The King’s Fund today published their independent report commissioned by the ABPI comparing the NHS to other international health systems. It gives the NHS a mixed bill of health across a range of outcome measures.
If the NHS is to successfully prevent and treat disease and deliver the best possible standards of care for patients, better use of medicines must be part of the strategy. Brian Duggan, Strategic Partnerships Policy Director, ABPI
While the report shows the UK to have one of the lowest-cost and most efficiently run health systems in the world, it also found that the UK tends to have much poorer health outcomes than its peers, coming 16th and 18th respectively for preventable and treatable causes of mortality in a basket of 19 comparable countries.
The report also shows that UK spending on medicines is the lowest among its peers, accounting for just 9% of the UK’s overall healthcare spend. This was the lowest proportion among eight other similar countries, including Italy 17%, Germany 17% and France 15%.
While the report shows the UK performs reasonably well in speed of approval of new medicines for use in the NHS, separate Government data suggests that, all too often, eligible UK patients do not actually get the latest treatments they are entitled to. The UK has lower adoption of new medicines compared to the average of comparator countries. One year after a new medicine is launched, for every 100 patients who get it in similar countries across the world, only 58 eligible UK patients get the same treatment. This rises to 81 after five years.
Today’s report from The Kings Fund also shows a mixed performance on avoidable hospital admissions for long-term conditions. While the UK performs relatively well on avoidable hospital admissions for diabetes and heart failure, it performs poorly on those for asthma and COPD.

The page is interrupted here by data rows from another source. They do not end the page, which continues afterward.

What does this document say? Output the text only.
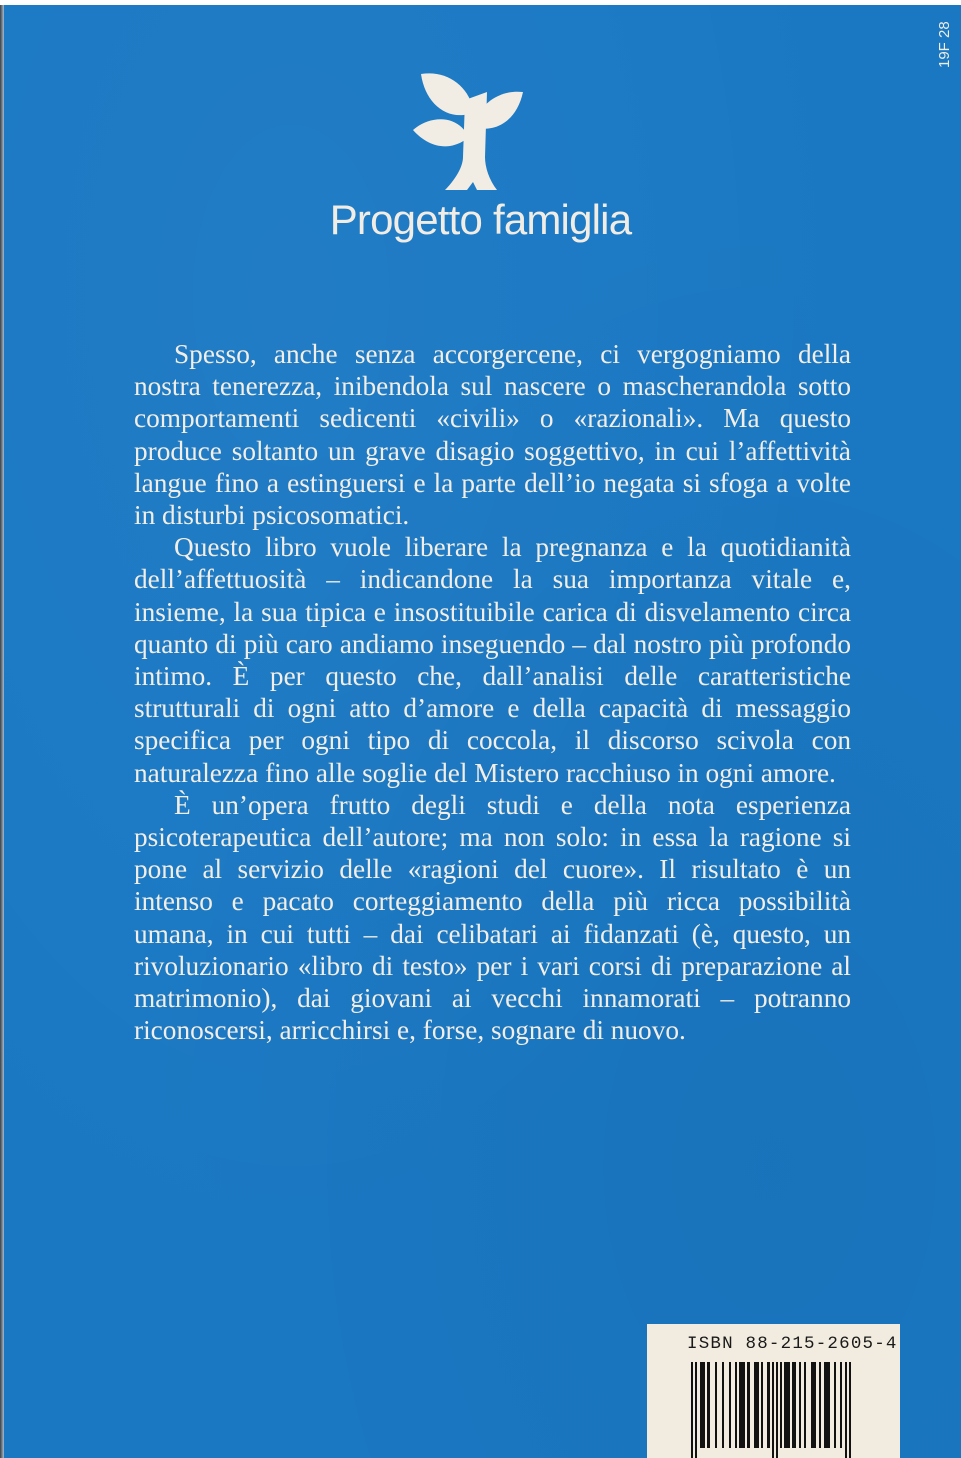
19F 28
Progetto famiglia

Spesso, anche senza accorgercene, ci vergogniamo della nostra tenerezza, inibendola sul nascere o mascherandola sotto comportamenti sedicenti «civili» o «razionali». Ma questo produce soltanto un grave disagio soggettivo, in cui l’affettività langue fino a estinguersi e la parte dell’io negata si sfoga a volte in disturbi psicosomatici.

Questo libro vuole liberare la pregnanza e la quotidianità dell’affettuosità – indicandone la sua importanza vitale e, insieme, la sua tipica e insostituibile carica di disvelamento circa quanto di più caro andiamo inseguendo – dal nostro più profondo intimo. È per questo che, dall’analisi delle caratteristiche strutturali di ogni atto d’amore e della capacità di messaggio specifica per ogni tipo di coccola, il discorso scivola con naturalezza fino alle soglie del Mistero racchiuso in ogni amore.

È un’opera frutto degli studi e della nota esperienza psicoterapeutica dell’autore; ma non solo: in essa la ragione si pone al servizio delle «ragioni del cuore». Il risultato è un intenso e pacato corteggiamento della più ricca possibilità umana, in cui tutti – dai celibatari ai fidanzati (è, questo, un rivoluzionario «libro di testo» per i vari corsi di preparazione al matrimonio), dai giovani ai vecchi innamorati – potranno riconoscersi, arricchirsi e, forse, sognare di nuovo.

ISBN 88-215-2605-4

Brian Duggan, Strategic Partnerships Policy Director at the ABPI said:
"Given the UK’s low spending on medicines and slow adoption of innovative treatments, it is not surprising that patients are missing out and we get poorer outcomes on avoidable mortality and hospital admissions for treatable diseases.

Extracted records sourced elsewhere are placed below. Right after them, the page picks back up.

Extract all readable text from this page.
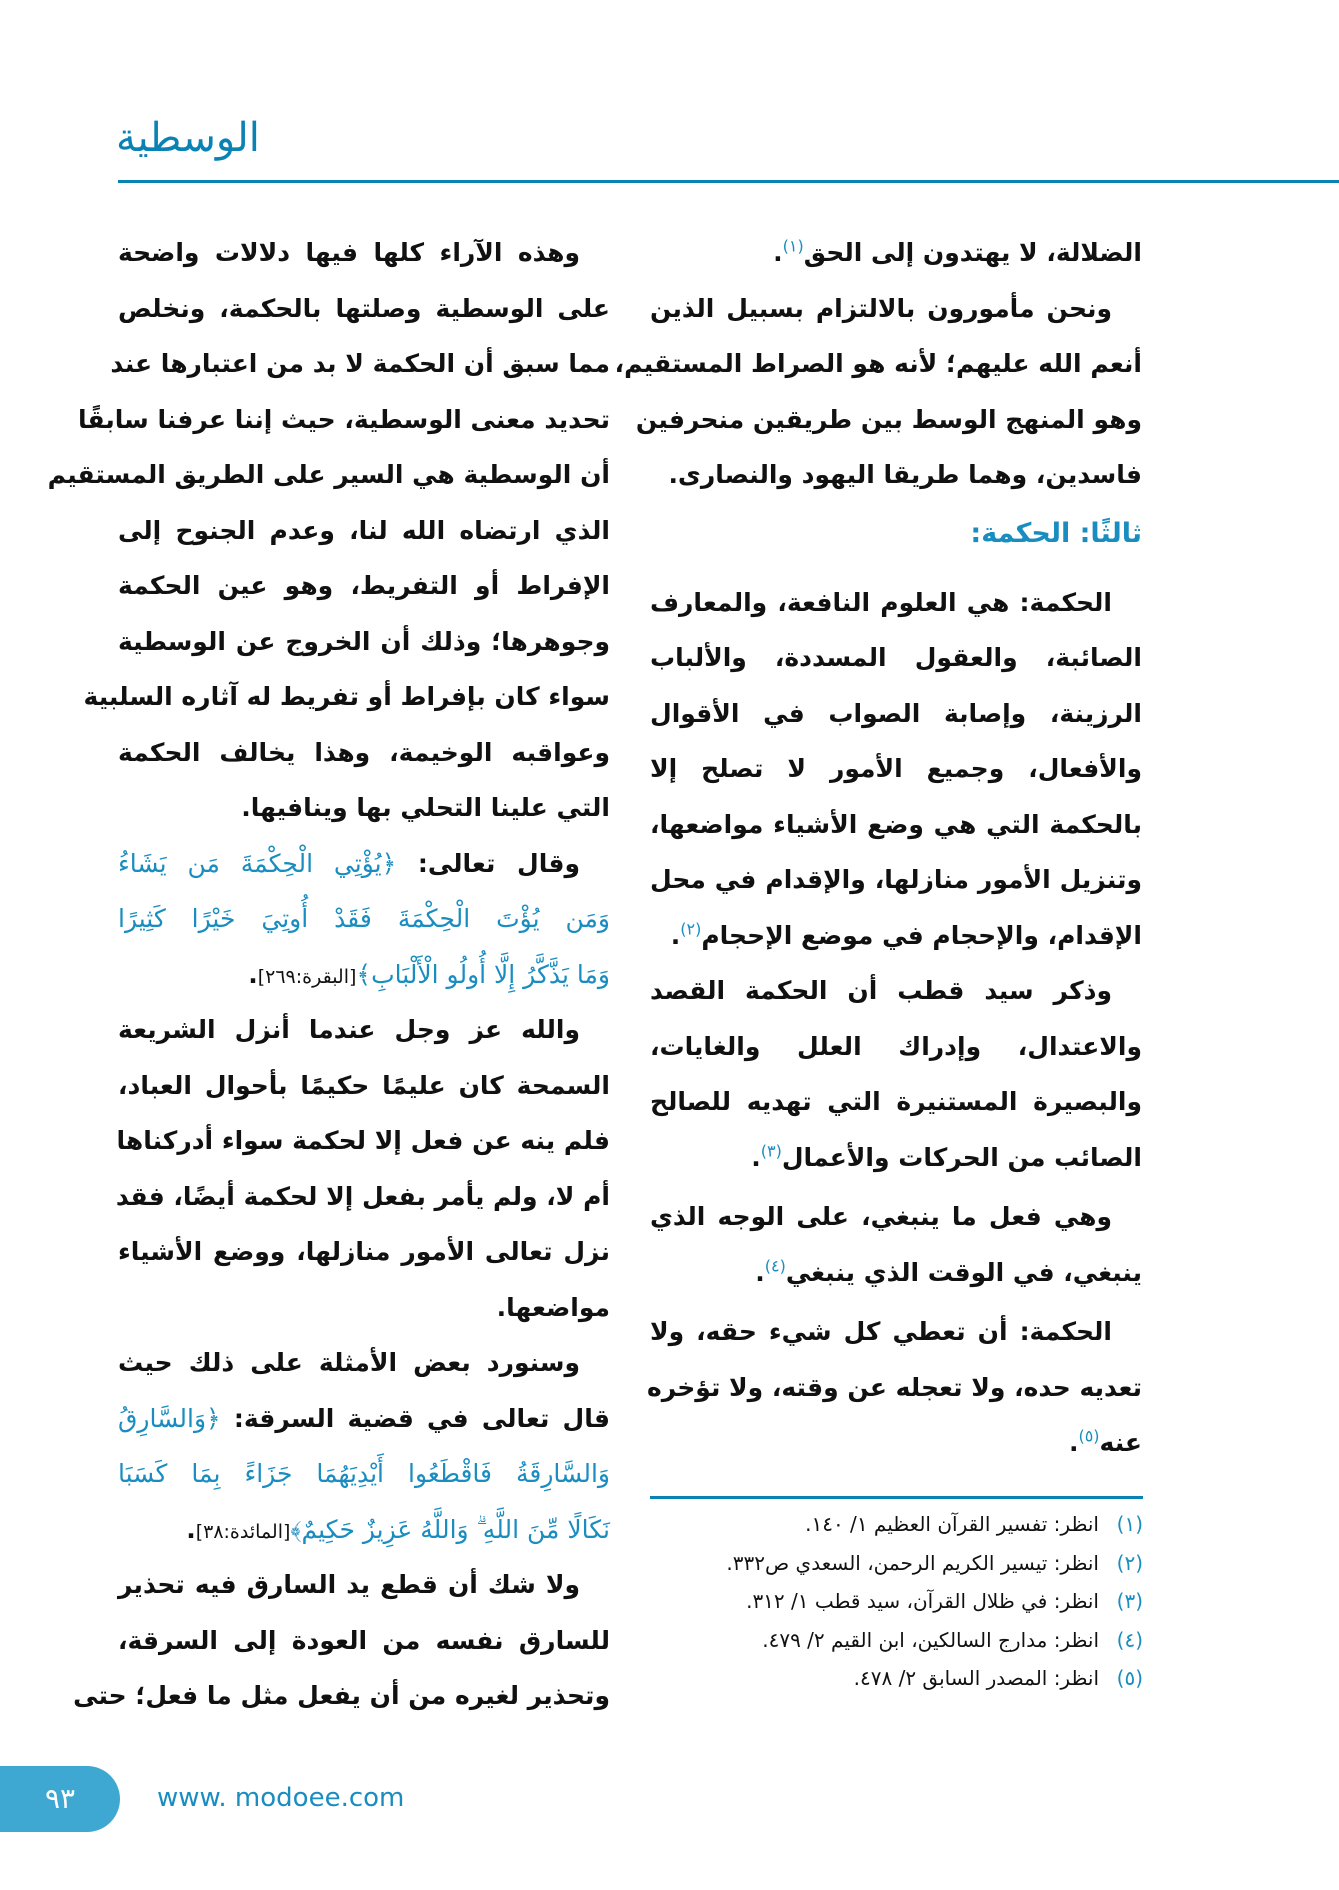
الوسطية
الضلالة، لا يهتدون إلى الحق$^{(١)}$.
ونحن مأمورون بالالتزام بسبيل الذين
أنعم الله عليهم؛ لأنه هو الصراط المستقيم،
وهو المنهج الوسط بين طريقين منحرفين
فاسدين، وهما طريقا اليهود والنصارى.
ثالثًا: الحكمة:
الحكمة: هي العلوم النافعة، والمعارف
الصائبة، والعقول المسددة، والألباب
الرزينة، وإصابة الصواب في الأقوال
والأفعال، وجميع الأمور لا تصلح إلا
بالحكمة التي هي وضع الأشياء مواضعها،
وتنزيل الأمور منازلها، والإقدام في محل
الإقدام، والإحجام في موضع الإحجام$^{(٢)}$.
وذكر سيد قطب أن الحكمة القصد
والاعتدال، وإدراك العلل والغايات،
والبصيرة المستنيرة التي تهديه للصالح
الصائب من الحركات والأعمال$^{(٣)}$.
وهي فعل ما ينبغي، على الوجه الذي
ينبغي، في الوقت الذي ينبغي$^{(٤)}$.
الحكمة: أن تعطي كل شيء حقه، ولا
تعديه حده، ولا تعجله عن وقته، ولا تؤخره
عنه$^{(٥)}$.
وهذه الآراء كلها فيها دلالات واضحة
على الوسطية وصلتها بالحكمة، ونخلص
مما سبق أن الحكمة لا بد من اعتبارها عند
تحديد معنى الوسطية، حيث إننا عرفنا سابقًا
أن الوسطية هي السير على الطريق المستقيم
الذي ارتضاه الله لنا، وعدم الجنوح إلى
الإفراط أو التفريط، وهو عين الحكمة
وجوهرها؛ وذلك أن الخروج عن الوسطية
سواء كان بإفراط أو تفريط له آثاره السلبية
وعواقبه الوخيمة، وهذا يخالف الحكمة
التي علينا التحلي بها وينافيها.
وقال تعالى: ﴿يُؤْتِي الْحِكْمَةَ مَن يَشَاءُ
وَمَن يُؤْتَ الْحِكْمَةَ فَقَدْ أُوتِيَ خَيْرًا كَثِيرًا
وَمَا يَذَّكَّرُ إِلَّا أُولُو الْأَلْبَابِ﴾[البقرة:٢٦٩].
والله عز وجل عندما أنزل الشريعة
السمحة كان عليمًا حكيمًا بأحوال العباد،
فلم ينه عن فعل إلا لحكمة سواء أدركناها
أم لا، ولم يأمر بفعل إلا لحكمة أيضًا، فقد
نزل تعالى الأمور منازلها، ووضع الأشياء
مواضعها.
وسنورد بعض الأمثلة على ذلك حيث
قال تعالى في قضية السرقة: ﴿وَالسَّارِقُ
وَالسَّارِقَةُ فَاقْطَعُوا أَيْدِيَهُمَا جَزَاءً بِمَا كَسَبَا
نَكَالًا مِّنَ اللَّهِ ۗ وَاللَّهُ عَزِيزٌ حَكِيمٌ﴾[المائدة:٣٨].
ولا شك أن قطع يد السارق فيه تحذير
للسارق نفسه من العودة إلى السرقة،
وتحذير لغيره من أن يفعل مثل ما فعل؛ حتى
(١)
انظر: تفسير القرآن العظيم ١/ ١٤٠.
(٢)
انظر: تيسير الكريم الرحمن، السعدي ص٣٣٢.
(٣)
انظر: في ظلال القرآن، سيد قطب ١/ ٣١٢.
(٤)
انظر: مدارج السالكين، ابن القيم ٢/ ٤٧٩.
(٥)
انظر: المصدر السابق ٢/ ٤٧٨.
٩٣	www. modoee.com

“If the NHS is to successfully prevent and treat disease and deliver the best possible standards of care for patients, better use of medicines must be part of the strategy.
“We know the NHS can do this. We saw it deliver the fastest roll-out of vaccines in history during the pandemic, as well as keeping essential medicines flowing to the people who needed them. This was done in partnership with industry and industry will continue to work with the NHS to help it meet the challenges of the next 75 years.”